Overall average prices have increased by 4.5% in the 150 cities tracked by the global residential cities index from international real estate firm Knight Frank which also shows that there is a difference of 33% between the weakest and strongest housing markets.
After Xi’an the next strongest growth was 19.6% in Ahmedabad in India, then an annual rise of 19% in Budapest, a rise of 18.6% in Hyderabad, a rise of 18.3% in Bengaluru, an increase of 16.6% in Porto and a rise of 15.8% in Hong Kong.
At the other end of the index it is Turin in Italy that has the weakest property market with prices down 13.2%, followed by Tel Aviv down 8.3%, Stockholm down 7.4%, Genoa down 6.2% and Aberdeen, Darwin and Sydney all down by 4.4%.
An analysis by world region shows that cities in Asia Pacific have seen a surge in growth over the last 12 months. On average prices across Asia Pacific cities increased 6.2% over the 12 months to September 2018, up from 3.3% the year before.
Of the remaining world regions, only Latin America and Russia/CIS have seen price growth accelerate, all others, including Europe and North America, have registered slower growth.
In Europe, Budapest with a rise of 19% and the Dutch cities of Rotterdam and Amsterdam, up 16% and 13%, retained their top 10 ranking in the third quarter and are joined by the Portuguese city of Porto for the first time.
Glasgow with a rise of 10% now leads the eight UK cities tracked, having overtaken Edinburgh where prices increased by 8% while in the United States San Francisco with a rise of 10% is now outpacing Seattle at 8% which has been the US frontrunner for the past 10 quarters.

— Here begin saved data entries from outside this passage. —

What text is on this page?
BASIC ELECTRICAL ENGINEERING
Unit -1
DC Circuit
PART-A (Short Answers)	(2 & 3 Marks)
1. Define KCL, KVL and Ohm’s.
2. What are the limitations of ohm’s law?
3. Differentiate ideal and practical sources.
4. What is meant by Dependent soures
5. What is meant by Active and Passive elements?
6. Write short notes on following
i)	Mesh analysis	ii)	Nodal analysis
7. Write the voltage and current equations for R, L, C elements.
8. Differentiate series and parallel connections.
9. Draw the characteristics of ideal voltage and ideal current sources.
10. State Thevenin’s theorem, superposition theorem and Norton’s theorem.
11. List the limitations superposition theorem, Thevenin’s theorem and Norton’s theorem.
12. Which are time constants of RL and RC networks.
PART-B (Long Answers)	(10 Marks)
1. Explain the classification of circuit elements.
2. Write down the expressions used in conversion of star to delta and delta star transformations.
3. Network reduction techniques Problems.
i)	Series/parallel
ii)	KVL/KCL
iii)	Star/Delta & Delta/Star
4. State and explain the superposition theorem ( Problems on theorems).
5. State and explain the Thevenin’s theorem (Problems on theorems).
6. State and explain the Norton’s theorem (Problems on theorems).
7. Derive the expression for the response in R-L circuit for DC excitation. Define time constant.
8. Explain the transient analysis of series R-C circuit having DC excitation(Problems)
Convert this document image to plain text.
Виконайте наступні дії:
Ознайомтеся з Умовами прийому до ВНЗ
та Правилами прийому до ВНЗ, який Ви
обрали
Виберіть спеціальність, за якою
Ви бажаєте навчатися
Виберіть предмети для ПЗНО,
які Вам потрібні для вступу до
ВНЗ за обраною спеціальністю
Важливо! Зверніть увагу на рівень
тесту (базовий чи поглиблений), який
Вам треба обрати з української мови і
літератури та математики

Of the 150 cities tracked, some 123 or 82%, registered a rise in residential prices over the 12 month period with several first tier cities such as London, Melbourne, Shanghai and Kuala Lumpur seeing prices slip on an annual basis.
Six Italian cities now sit within the bottom 20 rankings including Venice and Rome. A mix of economic stagnation, high rates of new supply and affordability constraints are contributing to softening prices in a number of markets at the bottom of the rankings, the report points out.